In Highways & Byways, you and your opponents have scored your first used cars and take to the road to explore America. You each start at a home base and have a set of routes you’re trying to complete and return home. Whoever does this first, wins.

The highlight of the game is the Driving Phase, where players are allowed to move up to six times on their turn. This is more than enough to complete your routes, but thanks to the random Construction and Event cards played before each turn, you may have to do some maneuvering around blocked paths or take a different route altogether.

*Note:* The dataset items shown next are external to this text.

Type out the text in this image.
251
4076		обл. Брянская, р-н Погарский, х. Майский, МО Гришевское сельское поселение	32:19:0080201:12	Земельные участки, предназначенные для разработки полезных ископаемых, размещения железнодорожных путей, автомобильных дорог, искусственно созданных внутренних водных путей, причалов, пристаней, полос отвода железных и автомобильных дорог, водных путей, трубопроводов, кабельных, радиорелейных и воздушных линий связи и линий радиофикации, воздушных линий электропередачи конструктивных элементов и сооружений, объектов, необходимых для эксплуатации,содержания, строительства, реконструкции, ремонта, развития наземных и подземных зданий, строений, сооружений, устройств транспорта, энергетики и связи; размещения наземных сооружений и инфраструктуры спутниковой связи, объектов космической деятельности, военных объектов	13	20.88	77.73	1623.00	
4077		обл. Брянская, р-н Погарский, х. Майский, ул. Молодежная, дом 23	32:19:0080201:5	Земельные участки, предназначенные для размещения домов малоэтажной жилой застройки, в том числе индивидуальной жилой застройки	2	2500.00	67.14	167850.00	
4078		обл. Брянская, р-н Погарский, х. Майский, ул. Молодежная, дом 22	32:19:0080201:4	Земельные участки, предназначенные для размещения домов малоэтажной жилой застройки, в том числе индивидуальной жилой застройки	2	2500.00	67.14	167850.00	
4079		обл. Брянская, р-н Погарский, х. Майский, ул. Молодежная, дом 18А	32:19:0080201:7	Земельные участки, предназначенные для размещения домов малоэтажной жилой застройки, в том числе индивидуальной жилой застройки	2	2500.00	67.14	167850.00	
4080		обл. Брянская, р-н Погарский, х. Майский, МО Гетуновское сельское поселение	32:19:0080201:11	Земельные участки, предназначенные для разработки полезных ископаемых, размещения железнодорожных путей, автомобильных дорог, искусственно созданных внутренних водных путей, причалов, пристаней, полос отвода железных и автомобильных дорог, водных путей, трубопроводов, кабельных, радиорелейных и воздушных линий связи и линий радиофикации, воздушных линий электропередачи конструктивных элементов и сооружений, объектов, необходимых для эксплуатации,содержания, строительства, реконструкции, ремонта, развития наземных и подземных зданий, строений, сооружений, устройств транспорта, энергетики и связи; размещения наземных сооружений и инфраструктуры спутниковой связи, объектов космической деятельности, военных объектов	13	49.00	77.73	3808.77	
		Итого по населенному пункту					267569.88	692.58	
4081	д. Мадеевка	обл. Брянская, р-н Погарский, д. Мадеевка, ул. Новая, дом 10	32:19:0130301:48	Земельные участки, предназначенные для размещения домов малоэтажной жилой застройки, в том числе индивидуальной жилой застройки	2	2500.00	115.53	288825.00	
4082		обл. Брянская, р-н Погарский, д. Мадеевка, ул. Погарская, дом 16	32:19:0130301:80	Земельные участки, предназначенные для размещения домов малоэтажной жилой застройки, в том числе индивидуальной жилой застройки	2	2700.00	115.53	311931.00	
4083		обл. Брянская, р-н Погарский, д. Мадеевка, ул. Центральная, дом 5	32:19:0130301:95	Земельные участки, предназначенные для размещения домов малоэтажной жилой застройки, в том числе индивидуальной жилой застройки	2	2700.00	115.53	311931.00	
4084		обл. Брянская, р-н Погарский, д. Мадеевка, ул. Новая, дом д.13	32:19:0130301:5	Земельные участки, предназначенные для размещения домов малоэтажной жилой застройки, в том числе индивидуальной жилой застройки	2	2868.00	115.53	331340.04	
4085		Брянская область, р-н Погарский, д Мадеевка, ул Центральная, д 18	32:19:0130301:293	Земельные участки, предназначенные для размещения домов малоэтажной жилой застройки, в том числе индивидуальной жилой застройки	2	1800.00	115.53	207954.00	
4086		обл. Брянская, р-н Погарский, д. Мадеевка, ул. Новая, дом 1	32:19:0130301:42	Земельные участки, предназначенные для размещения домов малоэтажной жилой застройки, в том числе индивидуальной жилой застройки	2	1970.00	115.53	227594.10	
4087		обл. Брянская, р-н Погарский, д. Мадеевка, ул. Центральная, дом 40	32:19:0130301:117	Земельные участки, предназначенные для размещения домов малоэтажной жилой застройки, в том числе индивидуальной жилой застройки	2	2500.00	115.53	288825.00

Along with the point-to-point movement mechanism, there’s also the hand management aspect of Event cards. Each player has a hand of five Events and one is chosen randomly before their turn. A bad Event hinders movement while a good Event can help you overcome obstacles on your route. If you’re ever short on movement, you can discard one Event card to gain one movement action; it’s also a good way to get rid of those bad Events from your hand.

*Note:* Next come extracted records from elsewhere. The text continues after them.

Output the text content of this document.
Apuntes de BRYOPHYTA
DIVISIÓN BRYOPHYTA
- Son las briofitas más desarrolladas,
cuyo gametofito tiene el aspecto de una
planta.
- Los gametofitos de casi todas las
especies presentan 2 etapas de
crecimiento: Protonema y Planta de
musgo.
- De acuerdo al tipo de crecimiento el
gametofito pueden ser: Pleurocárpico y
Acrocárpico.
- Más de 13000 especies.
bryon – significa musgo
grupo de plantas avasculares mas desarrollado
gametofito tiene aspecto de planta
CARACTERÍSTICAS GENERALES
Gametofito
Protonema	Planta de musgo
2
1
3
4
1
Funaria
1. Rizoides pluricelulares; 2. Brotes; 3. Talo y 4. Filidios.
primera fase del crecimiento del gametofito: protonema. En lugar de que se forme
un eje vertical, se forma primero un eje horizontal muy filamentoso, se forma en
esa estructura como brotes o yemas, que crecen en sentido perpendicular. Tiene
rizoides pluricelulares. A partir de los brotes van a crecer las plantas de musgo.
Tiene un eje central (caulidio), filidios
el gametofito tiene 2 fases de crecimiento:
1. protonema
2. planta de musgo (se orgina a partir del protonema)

Each player also has their own special ability, which can make their travels go a lot smoother by ignoring some events, drawing extra Event cards, and so forth.

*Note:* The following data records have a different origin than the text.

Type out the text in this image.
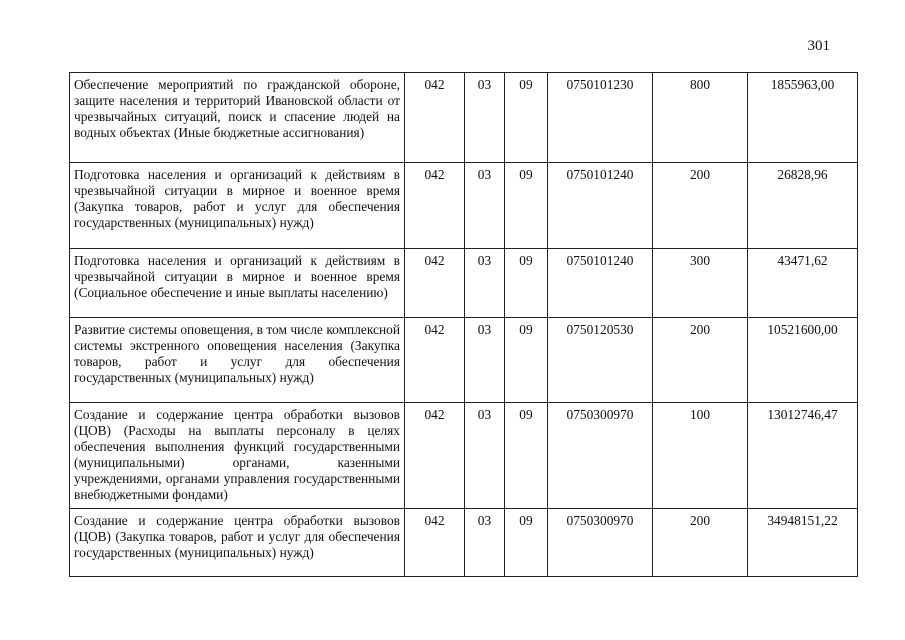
301
Обеспечение мероприятий по гражданской обороне, защите населения и территорий Ивановской области от чрезвычайных ситуаций, поиск и спасение людей на водных объектах (Иные бюджетные ассигнования)	042	03	09	0750101230	800	1855963,00
Подготовка населения и организаций к действиям в чрезвычайной ситуации в мирное и военное время (Закупка товаров, работ и услуг для обеспечения государственных (муниципальных) нужд)	042	03	09	0750101240	200	26828,96
Подготовка населения и организаций к действиям в чрезвычайной ситуации в мирное и военное время (Социальное обеспечение и иные выплаты населению)	042	03	09	0750101240	300	43471,62
Развитие системы оповещения, в том числе комплексной системы экстренного оповещения населения (Закупка товаров, работ и услуг для обеспечения государственных (муниципальных) нужд)	042	03	09	0750120530	200	10521600,00
Создание и содержание центра обработки вызовов (ЦОВ) (Расходы на выплаты персоналу в целях обеспечения выполнения функций государственными (муниципальными) органами, казенными учреждениями, органами управления государственными внебюджетными фондами)	042	03	09	0750300970	100	13012746,47
Создание и содержание центра обработки вызовов (ЦОВ) (Закупка товаров, работ и услуг для обеспечения государственных (муниципальных) нужд)	042	03	09	0750300970	200	34948151,22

Special Abilities prototypes

Special Abilities prototypes

The game bills itself as a gateway-style game and if it was merely the Driving Stage, then I’d tend to agree. Unfortunately, the Planning Stage was entirely too long for my tastes. This is done before the Driving Stage and consists of a card draft that determines your routes for the Driving Stage.

The first player draws two cards from the deck, keeps one, then passes one to the next player. That player then draws one from the deck, chooses which one to keep, then passes the other to the following player, etc. This is done a total of 12 times and while I understand that players work on their Driving Stage strategy during this stage, it felt like an interminable wait before you could select your card.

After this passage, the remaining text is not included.